De bicicleta ou de Google Earth, dar voltas em Portugal constitui um modo de (re)conhecimento perfeito para preencher curiosidades ou estranhamentos acerca da exótica geografia da terra dos portugueses. Dizem-nos e demonstram-no de maneira variada que tal terra existe mesmo, que tem um certificado de nascimento, um corpo, uma alma, uma identidade. Não tem nem tem de ter. Muito se insistiu no Portugal dos marinheiros, dos fados ou da bola no jardim à beira mar plantado - um território, o nevoeiro dos antepassados, os mitos, o império, a língua, a saudade e a ruína, aquele que os deuses amam e visitam, o bom povo cosmopolita ou burro de trabalho repartido pelo mundo. Pode ser tudo isso e muito mais e mudar no dia a seguir ou perder-se no caminho; pode dar um execrável programa na televisão, um elaboradíssimo ensaio, um solene discurso patriótico ou uma frenética crepitação nas redes socias.

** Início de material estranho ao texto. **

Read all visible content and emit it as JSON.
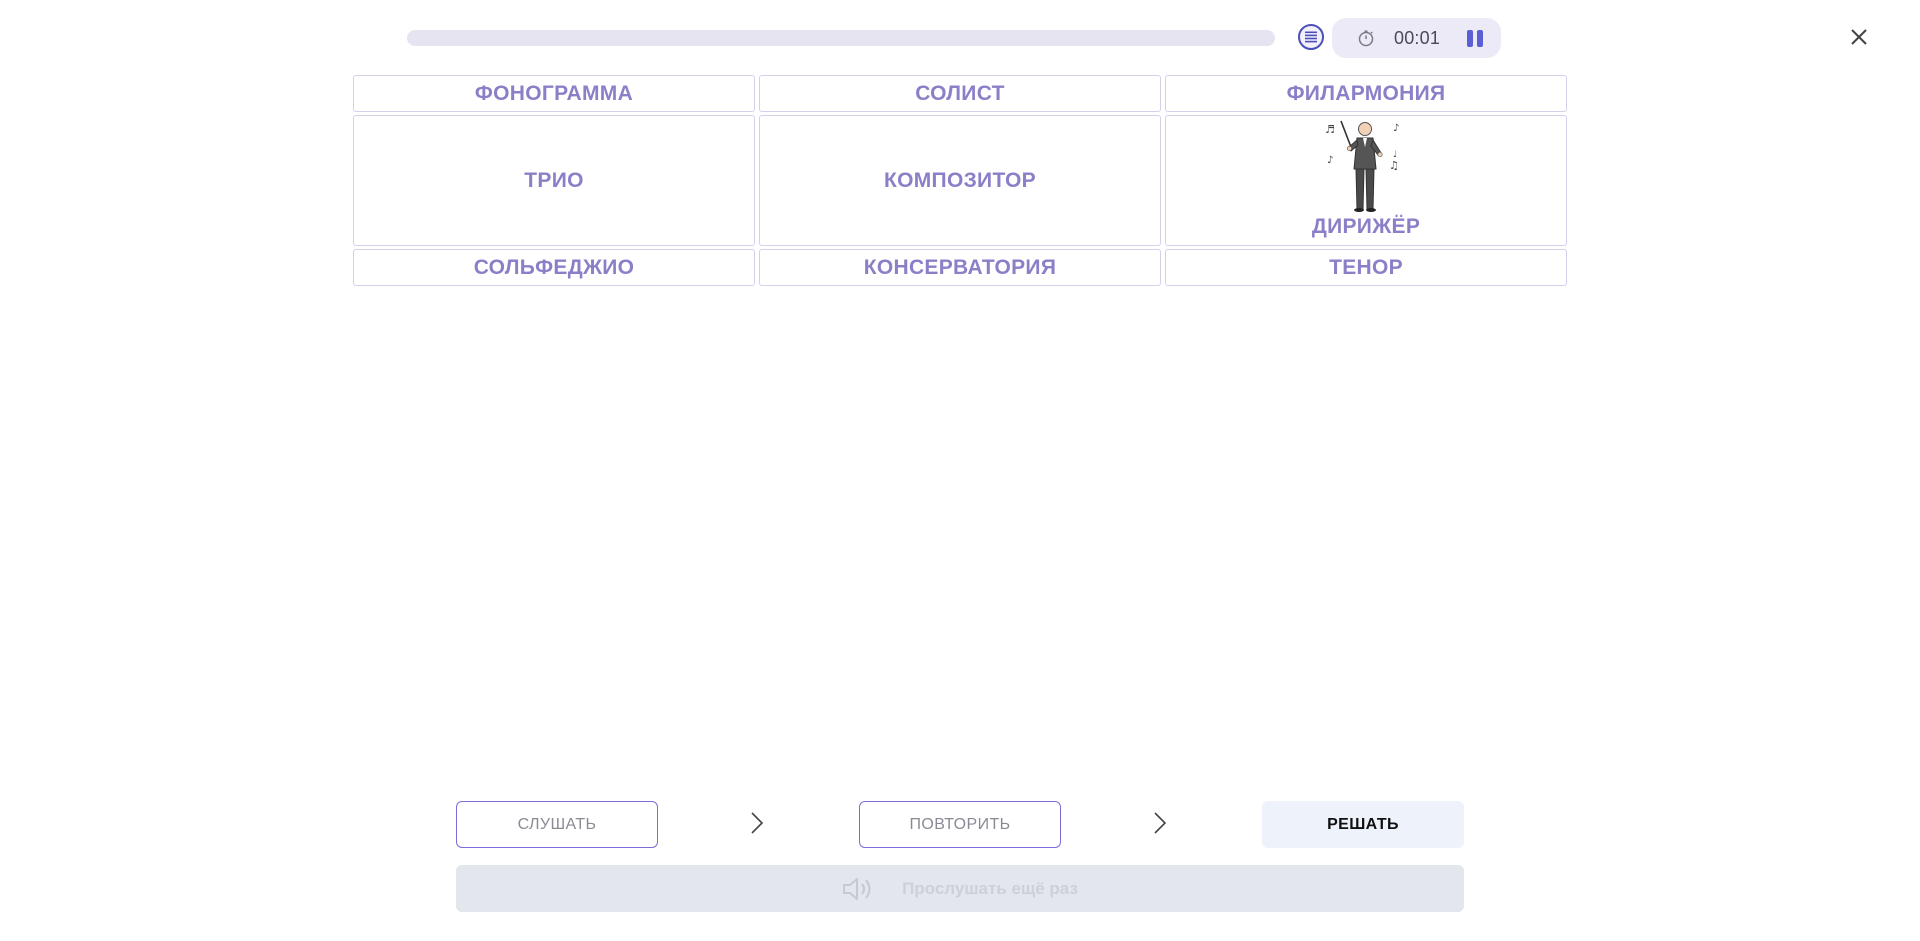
{
  "progress": {
    "fraction": 0
  },
  "timer": {
    "time": "00:01"
  },
  "icons": {
    "list": "list-icon",
    "timer": "stopwatch-icon",
    "pause": "pause-icon",
    "close": "close-icon",
    "chevron": "chevron-right-icon",
    "speaker": "speaker-icon"
  },
  "grid": {
    "row1": [
      "ФОНОГРАММА",
      "СОЛИСТ",
      "ФИЛАРМОНИЯ"
    ],
    "row2": [
      "ТРИО",
      "КОМПОЗИТОР",
      "ДИРИЖЁР"
    ],
    "row3": [
      "СОЛЬФЕДЖИО",
      "КОНСЕРВАТОРИЯ",
      "ТЕНОР"
    ]
  },
  "controls": {
    "listen": "СЛУШАТЬ",
    "repeat": "ПОВТОРИТЬ",
    "solve": "РЕШАТЬ",
    "listen_again": "Прослушать ещё раз"
  },
  "colors": {
    "word": "#8b80c8",
    "accent": "#5b5fd6",
    "cell_border": "#d3d0ec"
  }
}
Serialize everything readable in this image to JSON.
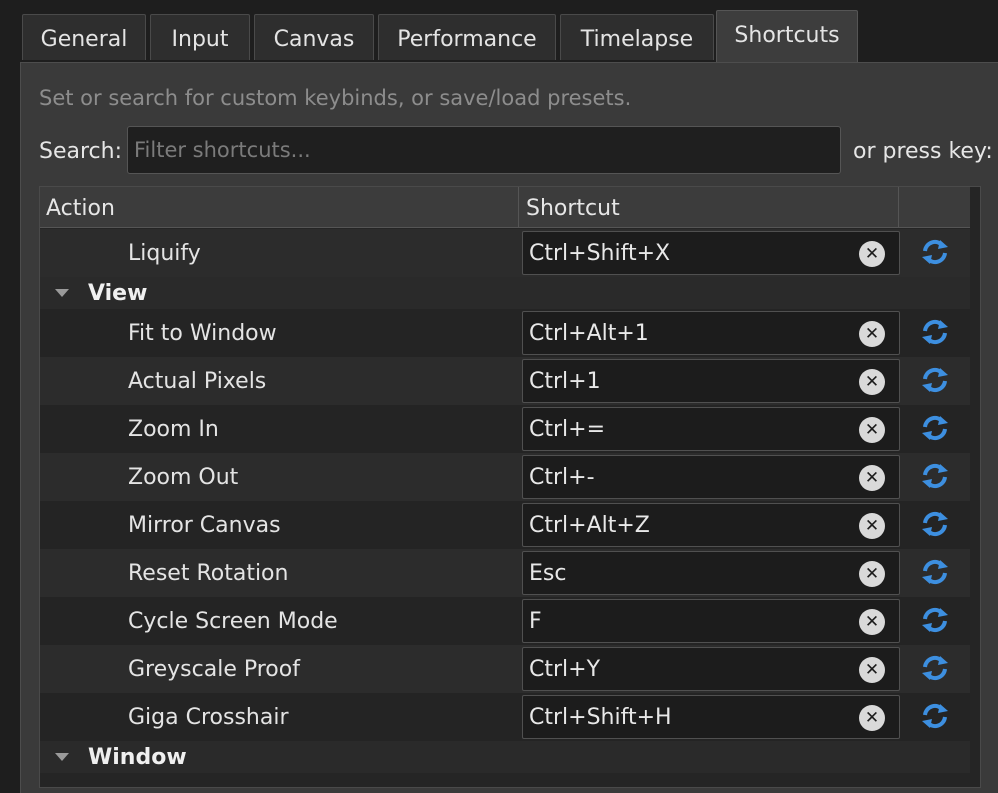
{
  "tabs": [
    {
      "label": "General",
      "active": false
    },
    {
      "label": "Input",
      "active": false
    },
    {
      "label": "Canvas",
      "active": false
    },
    {
      "label": "Performance",
      "active": false
    },
    {
      "label": "Timelapse",
      "active": false
    },
    {
      "label": "Shortcuts",
      "active": true
    }
  ],
  "hint": "Set or search for custom keybinds, or save/load presets.",
  "search": {
    "label": "Search:",
    "placeholder": "Filter shortcuts...",
    "value": "",
    "press_key_label": "or press key:"
  },
  "table": {
    "headers": {
      "action": "Action",
      "shortcut": "Shortcut"
    }
  },
  "rows": [
    {
      "kind": "item",
      "action": "Liquify",
      "shortcut": "Ctrl+Shift+X"
    },
    {
      "kind": "category",
      "label": "View"
    },
    {
      "kind": "item",
      "action": "Fit to Window",
      "shortcut": "Ctrl+Alt+1"
    },
    {
      "kind": "item",
      "action": "Actual Pixels",
      "shortcut": "Ctrl+1"
    },
    {
      "kind": "item",
      "action": "Zoom In",
      "shortcut": "Ctrl+="
    },
    {
      "kind": "item",
      "action": "Zoom Out",
      "shortcut": "Ctrl+-"
    },
    {
      "kind": "item",
      "action": "Mirror Canvas",
      "shortcut": "Ctrl+Alt+Z"
    },
    {
      "kind": "item",
      "action": "Reset Rotation",
      "shortcut": "Esc"
    },
    {
      "kind": "item",
      "action": "Cycle Screen Mode",
      "shortcut": "F"
    },
    {
      "kind": "item",
      "action": "Greyscale Proof",
      "shortcut": "Ctrl+Y"
    },
    {
      "kind": "item",
      "action": "Giga Crosshair",
      "shortcut": "Ctrl+Shift+H"
    },
    {
      "kind": "category",
      "label": "Window"
    }
  ],
  "icons": {
    "clear": "clear-icon",
    "reset": "reset-icon",
    "expand": "expand-triangle-icon"
  },
  "colors": {
    "accent": "#3d8fe0",
    "background": "#1e1e1e",
    "panel": "#3a3a3a"
  }
}
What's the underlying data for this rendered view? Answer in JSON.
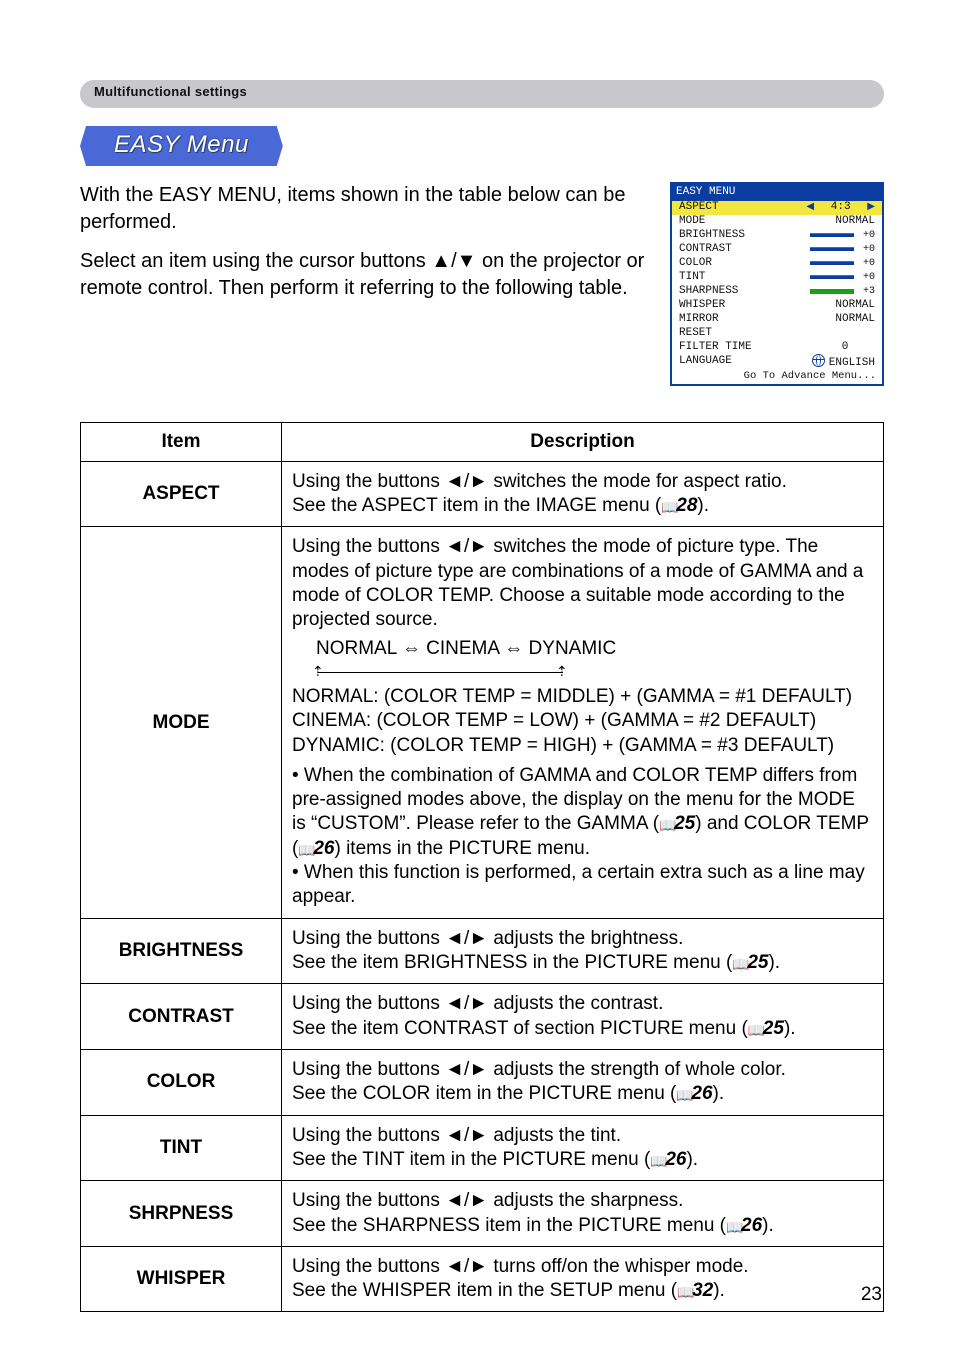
{
  "section_header": "Multifunctional settings",
  "easy_menu_heading": "EASY Menu",
  "intro_para1": "With the EASY MENU, items shown in the table below can be performed.",
  "intro_para2": "Select an item using the cursor buttons ▲/▼ on the projector or remote control. Then perform it referring to the following table.",
  "osd": {
    "title": "EASY MENU",
    "rows": [
      {
        "label": "ASPECT",
        "value": "4:3",
        "active": true,
        "type": "arrows"
      },
      {
        "label": "MODE",
        "value": "NORMAL",
        "type": "plain"
      },
      {
        "label": "BRIGHTNESS",
        "value": "+0",
        "type": "bar-top"
      },
      {
        "label": "CONTRAST",
        "value": "+0",
        "type": "bar-top"
      },
      {
        "label": "COLOR",
        "value": "+0",
        "type": "bar-top"
      },
      {
        "label": "TINT",
        "value": "+0",
        "type": "bar-top"
      },
      {
        "label": "SHARPNESS",
        "value": "+3",
        "type": "bar-full"
      },
      {
        "label": "WHISPER",
        "value": "NORMAL",
        "type": "plain"
      },
      {
        "label": "MIRROR",
        "value": "NORMAL",
        "type": "plain"
      },
      {
        "label": "RESET",
        "value": "",
        "type": "plain"
      },
      {
        "label": "FILTER TIME",
        "value": "0",
        "type": "plain-center"
      },
      {
        "label": "LANGUAGE",
        "value": "ENGLISH",
        "type": "globe"
      }
    ],
    "footer": "Go To Advance Menu..."
  },
  "table_header_item": "Item",
  "table_header_desc": "Description",
  "rows": {
    "aspect": {
      "item": "ASPECT",
      "line1": "Using the buttons ◄/► switches the mode for aspect ratio.",
      "line2_pre": "See the ASPECT item in the IMAGE menu (",
      "line2_ref": "28",
      "line2_post": ")."
    },
    "mode": {
      "item": "MODE",
      "p1": "Using the buttons ◄/► switches the mode of picture type. The modes of picture type are combinations of a mode of GAMMA and a mode of COLOR TEMP. Choose a suitable mode according to the projected source.",
      "cycle": "NORMAL ⇔ CINEMA ⇔ DYNAMIC",
      "normal": "NORMAL: (COLOR TEMP = MIDDLE) + (GAMMA = #1 DEFAULT)",
      "cinema": "CINEMA: (COLOR TEMP = LOW) + (GAMMA = #2 DEFAULT)",
      "dynamic": "DYNAMIC: (COLOR TEMP = HIGH) + (GAMMA = #3 DEFAULT)",
      "bullet1_pre": "• When the combination of GAMMA and COLOR TEMP differs from pre-assigned modes above, the display on the menu for the MODE is “CUSTOM”. Please refer to the GAMMA (",
      "bullet1_ref1": "25",
      "bullet1_mid": ") and COLOR TEMP (",
      "bullet1_ref2": "26",
      "bullet1_post": ") items in the PICTURE menu.",
      "bullet2": "• When this function is performed, a certain extra such as a line may appear."
    },
    "brightness": {
      "item": "BRIGHTNESS",
      "l1": "Using the buttons ◄/► adjusts the brightness.",
      "l2_pre": "See the item BRIGHTNESS in the PICTURE menu (",
      "l2_ref": "25",
      "l2_post": ")."
    },
    "contrast": {
      "item": "CONTRAST",
      "l1": "Using the buttons ◄/► adjusts the contrast.",
      "l2_pre": "See the item CONTRAST of section PICTURE menu (",
      "l2_ref": "25",
      "l2_post": ")."
    },
    "color": {
      "item": "COLOR",
      "l1": "Using the buttons ◄/► adjusts the strength of whole color.",
      "l2_pre": "See the COLOR item in the PICTURE menu (",
      "l2_ref": "26",
      "l2_post": ")."
    },
    "tint": {
      "item": "TINT",
      "l1": "Using the buttons ◄/► adjusts the tint.",
      "l2_pre": "See the TINT item in the PICTURE menu (",
      "l2_ref": "26",
      "l2_post": ")."
    },
    "shrpness": {
      "item": "SHRPNESS",
      "l1": "Using the buttons ◄/► adjusts the sharpness.",
      "l2_pre": "See the SHARPNESS item in the PICTURE menu (",
      "l2_ref": "26",
      "l2_post": ")."
    },
    "whisper": {
      "item": "WHISPER",
      "l1": "Using the buttons ◄/► turns off/on the whisper mode.",
      "l2_pre": "See the WHISPER item in the SETUP menu (",
      "l2_ref": "32",
      "l2_post": ")."
    }
  },
  "page_number": "23"
}
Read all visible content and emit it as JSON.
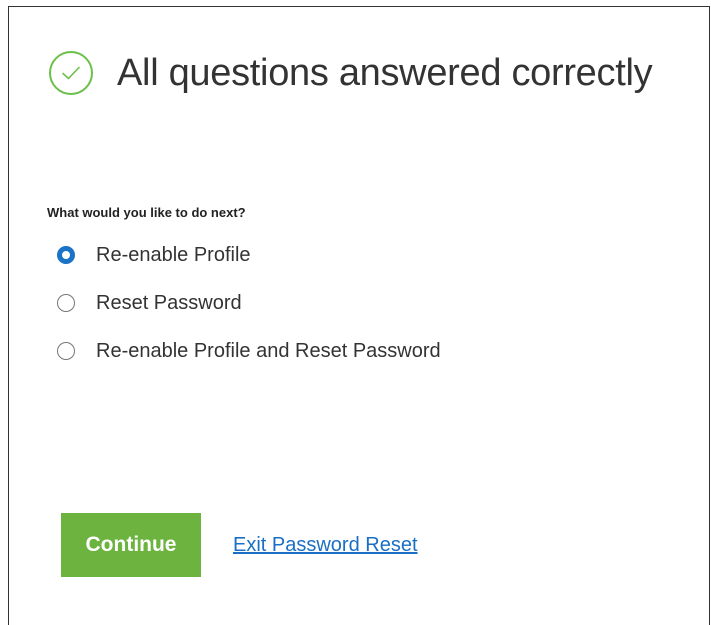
{
  "header": {
    "icon": "checkmark-circle-icon",
    "title": "All questions answered correctly",
    "accent_color": "#6cc04a"
  },
  "form": {
    "question": "What would you like to do next?",
    "selected": "Re-enable Profile",
    "options": [
      {
        "label": "Re-enable Profile",
        "checked": true
      },
      {
        "label": "Reset Password",
        "checked": false
      },
      {
        "label": "Re-enable Profile and Reset Password",
        "checked": false
      }
    ]
  },
  "actions": {
    "continue_label": "Continue",
    "continue_color": "#6cb33f",
    "exit_label": "Exit Password Reset",
    "link_color": "#1a6fc4"
  }
}
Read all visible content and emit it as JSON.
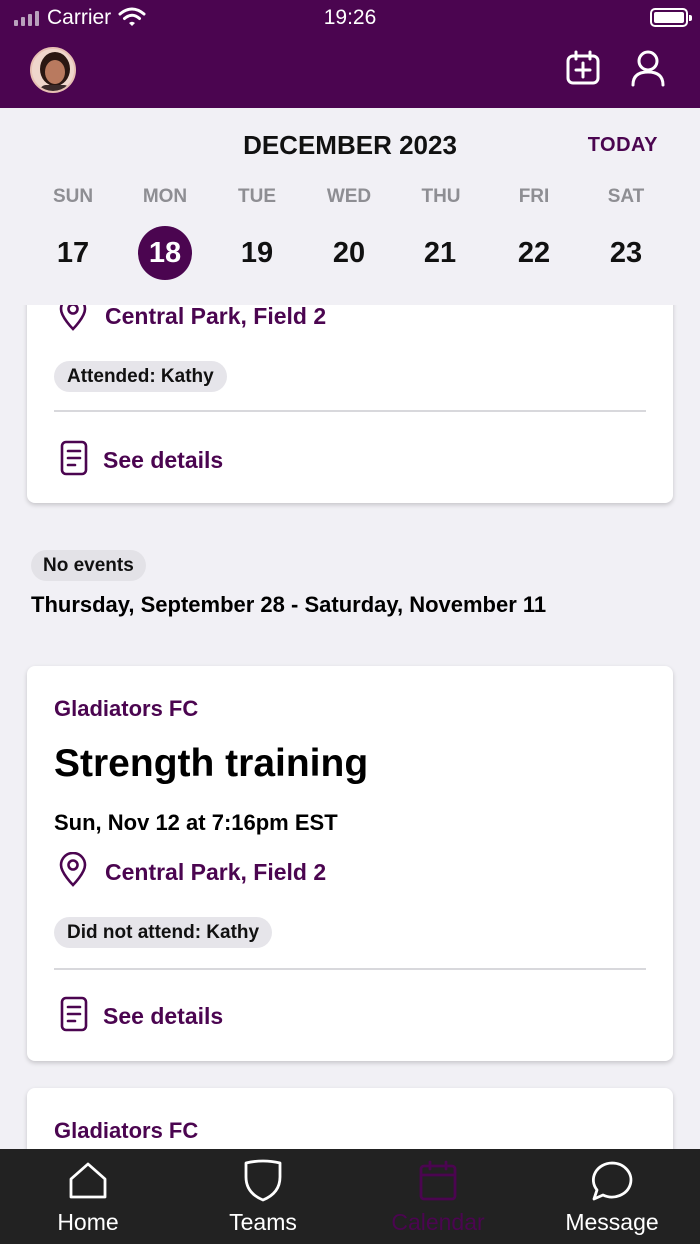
{
  "status_bar": {
    "carrier": "Carrier",
    "time": "19:26"
  },
  "header": {
    "avatar_icon": "user-avatar-photo",
    "add_event_icon": "calendar-plus-icon",
    "profile_icon": "person-icon"
  },
  "calendar": {
    "month": "DECEMBER 2023",
    "today_label": "TODAY",
    "days": [
      {
        "dow": "SUN",
        "date": "17"
      },
      {
        "dow": "MON",
        "date": "18"
      },
      {
        "dow": "TUE",
        "date": "19"
      },
      {
        "dow": "WED",
        "date": "20"
      },
      {
        "dow": "THU",
        "date": "21"
      },
      {
        "dow": "FRI",
        "date": "22"
      },
      {
        "dow": "SAT",
        "date": "23"
      }
    ],
    "selected_date": "18"
  },
  "events": [
    {
      "location": "Central Park, Field 2",
      "attendance": "Attended: Kathy",
      "details_label": "See details"
    },
    {
      "team": "Gladiators FC",
      "title": "Strength training",
      "when": "Sun, Nov 12 at 7:16pm EST",
      "location": "Central Park, Field 2",
      "attendance": "Did not attend: Kathy",
      "details_label": "See details"
    },
    {
      "team": "Gladiators FC"
    }
  ],
  "gap": {
    "label": "No events",
    "range": "Thursday, September 28 - Saturday, November 11"
  },
  "tabs": [
    {
      "label": "Home",
      "icon": "home-icon"
    },
    {
      "label": "Teams",
      "icon": "shield-icon"
    },
    {
      "label": "Calendar",
      "icon": "calendar-icon"
    },
    {
      "label": "Message",
      "icon": "chat-bubble-icon"
    }
  ],
  "colors": {
    "brand": "#4b0550",
    "background": "#f1f0f5",
    "tabbar": "#222222"
  }
}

Se existe, pode-se-lhe tirar o retrato, variar a pose e os humores do seu território, a sua casa comum. É um caleidoscópio dos cumes do Pico ou da Estrela até aos lodos da ria que é formosa. Não há como congelar tudo numa imagem e as palavras estão cheias de ecos. Não há um fio condutor, um roteiro. Vai-se pela terra fora. Convocam-se palavras de muitas vozes e tempos. Alguma lhe servirá melhor que outras.
Álvaro Domingues (Melgaço, 1959) é geógrafo e professor na Faculdade de Arquitetura da Universidade do Porto, onde também é investigador no CEAU-Centro de Estudos de Arquitetura e Urbanismo. Para além das suas funções docentes na Universidade do Porto e noutras universidades publica com regularidade sobre temáticas relacionadas com a geografia urbana, o urbanismo e a paisagem.